We define a matrix $Z$ to be a null-space matrix for $A$ if any vector in $N(A)$ (the null space of $A$) can be expressed as a linear combination of the columns of $Z$.
Let $Z$ be an $n\times r$ null-space matrix for the matrix $A$. If $Y$ is any invertible $r\times r$ matrix, prove that $\hat{Z}=ZY$ is also a null-space matrix for $A$.
First note that $Z$ is a null-space matrix for $A$ if and only if $$ N(A)\subseteq \mbox{Ran} Z $$ since the linear combinations of the columns of $Z$ are precisely the vectors in the range of $Z$.

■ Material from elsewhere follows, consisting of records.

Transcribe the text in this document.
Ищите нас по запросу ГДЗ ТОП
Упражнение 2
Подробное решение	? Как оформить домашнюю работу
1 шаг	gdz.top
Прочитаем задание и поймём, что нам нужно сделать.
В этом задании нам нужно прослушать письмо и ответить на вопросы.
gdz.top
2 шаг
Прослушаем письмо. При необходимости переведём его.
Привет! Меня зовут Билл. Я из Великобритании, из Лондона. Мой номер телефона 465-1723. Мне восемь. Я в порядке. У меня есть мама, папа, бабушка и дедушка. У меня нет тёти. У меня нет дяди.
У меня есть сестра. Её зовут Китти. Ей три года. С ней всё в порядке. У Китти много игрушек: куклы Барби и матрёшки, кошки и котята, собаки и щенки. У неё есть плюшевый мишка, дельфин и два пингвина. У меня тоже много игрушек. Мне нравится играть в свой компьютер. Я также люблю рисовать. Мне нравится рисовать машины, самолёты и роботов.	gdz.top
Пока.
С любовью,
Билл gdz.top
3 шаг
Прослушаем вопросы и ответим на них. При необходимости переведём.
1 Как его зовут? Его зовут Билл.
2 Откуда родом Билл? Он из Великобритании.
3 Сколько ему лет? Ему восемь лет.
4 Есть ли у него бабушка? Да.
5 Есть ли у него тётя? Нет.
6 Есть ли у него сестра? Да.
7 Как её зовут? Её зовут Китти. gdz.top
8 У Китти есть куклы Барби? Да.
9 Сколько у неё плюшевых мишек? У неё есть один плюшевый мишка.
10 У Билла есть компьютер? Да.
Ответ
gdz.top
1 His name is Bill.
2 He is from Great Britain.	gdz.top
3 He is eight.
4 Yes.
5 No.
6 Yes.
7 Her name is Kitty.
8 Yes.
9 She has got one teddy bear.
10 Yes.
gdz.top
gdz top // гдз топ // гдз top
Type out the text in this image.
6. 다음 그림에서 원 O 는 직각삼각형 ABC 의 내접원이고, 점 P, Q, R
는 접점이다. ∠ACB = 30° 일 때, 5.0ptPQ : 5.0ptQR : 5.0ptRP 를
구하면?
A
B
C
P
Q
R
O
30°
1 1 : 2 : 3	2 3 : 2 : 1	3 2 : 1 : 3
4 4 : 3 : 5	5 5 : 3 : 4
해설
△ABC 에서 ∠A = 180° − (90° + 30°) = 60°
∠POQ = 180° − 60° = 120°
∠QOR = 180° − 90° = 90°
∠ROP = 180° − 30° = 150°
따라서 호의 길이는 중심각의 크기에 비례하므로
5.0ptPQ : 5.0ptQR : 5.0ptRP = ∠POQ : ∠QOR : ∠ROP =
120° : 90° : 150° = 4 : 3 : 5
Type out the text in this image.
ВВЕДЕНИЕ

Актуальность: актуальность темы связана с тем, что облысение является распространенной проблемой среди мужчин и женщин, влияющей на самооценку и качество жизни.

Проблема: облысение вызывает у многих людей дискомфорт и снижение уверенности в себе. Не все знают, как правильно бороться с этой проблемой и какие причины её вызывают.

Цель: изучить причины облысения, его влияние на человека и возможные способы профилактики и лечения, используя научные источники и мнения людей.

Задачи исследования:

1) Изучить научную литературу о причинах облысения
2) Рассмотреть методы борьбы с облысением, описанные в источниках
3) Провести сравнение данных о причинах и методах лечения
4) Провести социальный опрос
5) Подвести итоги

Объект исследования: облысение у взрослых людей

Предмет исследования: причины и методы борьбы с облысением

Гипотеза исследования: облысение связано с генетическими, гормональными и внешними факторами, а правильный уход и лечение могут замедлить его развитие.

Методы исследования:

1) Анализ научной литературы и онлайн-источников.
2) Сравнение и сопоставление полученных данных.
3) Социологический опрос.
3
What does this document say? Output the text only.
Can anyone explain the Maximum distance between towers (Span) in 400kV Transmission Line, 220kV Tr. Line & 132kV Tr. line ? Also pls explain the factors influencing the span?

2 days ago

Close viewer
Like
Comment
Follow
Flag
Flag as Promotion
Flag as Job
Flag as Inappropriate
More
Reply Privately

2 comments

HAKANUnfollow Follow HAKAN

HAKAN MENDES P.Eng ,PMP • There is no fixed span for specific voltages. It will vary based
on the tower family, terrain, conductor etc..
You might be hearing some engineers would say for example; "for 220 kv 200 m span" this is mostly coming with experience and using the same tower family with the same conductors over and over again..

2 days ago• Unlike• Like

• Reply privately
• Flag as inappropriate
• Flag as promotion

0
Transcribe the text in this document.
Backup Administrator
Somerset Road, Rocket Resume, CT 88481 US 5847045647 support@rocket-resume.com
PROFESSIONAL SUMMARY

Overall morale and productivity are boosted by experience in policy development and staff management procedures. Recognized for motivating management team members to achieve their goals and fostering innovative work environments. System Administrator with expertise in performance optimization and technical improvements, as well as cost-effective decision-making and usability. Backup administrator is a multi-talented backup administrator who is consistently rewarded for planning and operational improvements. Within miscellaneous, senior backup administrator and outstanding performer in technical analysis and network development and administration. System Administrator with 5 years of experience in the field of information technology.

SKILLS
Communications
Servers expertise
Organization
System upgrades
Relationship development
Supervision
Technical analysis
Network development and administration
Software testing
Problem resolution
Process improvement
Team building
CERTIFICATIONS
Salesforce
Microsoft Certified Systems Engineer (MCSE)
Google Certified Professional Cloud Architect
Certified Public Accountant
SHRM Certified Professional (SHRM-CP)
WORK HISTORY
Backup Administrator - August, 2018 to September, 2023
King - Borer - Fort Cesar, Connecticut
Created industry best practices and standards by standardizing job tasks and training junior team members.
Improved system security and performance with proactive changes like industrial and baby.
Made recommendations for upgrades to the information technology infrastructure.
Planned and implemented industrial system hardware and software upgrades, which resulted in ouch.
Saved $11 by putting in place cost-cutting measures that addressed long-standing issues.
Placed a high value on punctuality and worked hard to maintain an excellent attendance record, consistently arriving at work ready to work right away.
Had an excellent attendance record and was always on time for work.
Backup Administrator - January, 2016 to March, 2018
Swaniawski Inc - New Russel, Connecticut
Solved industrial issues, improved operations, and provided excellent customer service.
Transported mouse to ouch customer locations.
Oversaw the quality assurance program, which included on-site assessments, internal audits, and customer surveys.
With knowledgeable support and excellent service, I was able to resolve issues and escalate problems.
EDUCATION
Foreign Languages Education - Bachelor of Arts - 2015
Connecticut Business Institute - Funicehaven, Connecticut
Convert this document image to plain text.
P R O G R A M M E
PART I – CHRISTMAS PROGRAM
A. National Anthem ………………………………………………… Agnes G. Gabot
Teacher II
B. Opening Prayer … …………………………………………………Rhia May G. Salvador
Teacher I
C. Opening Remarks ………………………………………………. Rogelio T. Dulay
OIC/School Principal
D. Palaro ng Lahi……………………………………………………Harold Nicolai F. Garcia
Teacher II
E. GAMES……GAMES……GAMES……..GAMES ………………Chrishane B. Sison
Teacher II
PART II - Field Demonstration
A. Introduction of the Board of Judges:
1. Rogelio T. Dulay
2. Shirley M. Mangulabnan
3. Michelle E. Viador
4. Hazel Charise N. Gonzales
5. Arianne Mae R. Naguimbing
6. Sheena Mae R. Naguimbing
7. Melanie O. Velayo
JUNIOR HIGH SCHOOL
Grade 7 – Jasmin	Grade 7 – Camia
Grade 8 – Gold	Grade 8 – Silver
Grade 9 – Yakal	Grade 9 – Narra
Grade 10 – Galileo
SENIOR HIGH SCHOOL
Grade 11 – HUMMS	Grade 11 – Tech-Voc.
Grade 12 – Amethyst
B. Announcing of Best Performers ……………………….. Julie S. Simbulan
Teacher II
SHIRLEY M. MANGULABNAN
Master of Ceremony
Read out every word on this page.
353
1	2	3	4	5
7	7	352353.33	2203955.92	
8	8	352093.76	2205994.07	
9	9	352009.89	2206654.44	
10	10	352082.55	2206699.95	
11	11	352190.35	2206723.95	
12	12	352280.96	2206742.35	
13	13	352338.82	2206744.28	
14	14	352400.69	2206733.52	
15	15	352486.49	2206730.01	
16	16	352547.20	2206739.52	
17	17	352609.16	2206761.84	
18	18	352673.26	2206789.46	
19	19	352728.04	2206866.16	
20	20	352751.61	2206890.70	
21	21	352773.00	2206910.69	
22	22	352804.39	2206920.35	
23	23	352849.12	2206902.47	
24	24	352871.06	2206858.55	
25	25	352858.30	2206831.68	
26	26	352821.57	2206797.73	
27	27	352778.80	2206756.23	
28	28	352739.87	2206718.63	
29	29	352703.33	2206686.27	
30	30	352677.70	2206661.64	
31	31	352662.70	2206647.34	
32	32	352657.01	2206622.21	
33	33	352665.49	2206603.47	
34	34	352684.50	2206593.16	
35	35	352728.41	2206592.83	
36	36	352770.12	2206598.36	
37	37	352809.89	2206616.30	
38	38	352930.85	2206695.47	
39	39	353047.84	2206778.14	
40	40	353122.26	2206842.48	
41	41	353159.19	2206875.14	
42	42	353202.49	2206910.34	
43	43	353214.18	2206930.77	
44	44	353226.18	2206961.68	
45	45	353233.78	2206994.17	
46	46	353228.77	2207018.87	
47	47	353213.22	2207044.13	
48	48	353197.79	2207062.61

Now if $Y$ is invertible, $Y(\mathbb{R}^r)=\mathbb{R}^r$, so $$ \mbox{Ran}ZY=\mbox{Ran}Z. $$
The result follows.
Let $v$ be any vector in $N(A)$.
Then by the definition of nullspace matrix, there is a $w\in\mathbb{R}^r$ s.t. $Zw = v$. Because $Y$ is invertible, there is a $w'\in\mathbb{R}^r$ such that $w = Yw'$.
Therefore since there is a $w'$ such that $ZYw' = v$ for any $v\in N(A)$, $ZY$ is a nullspace matrix for $A$.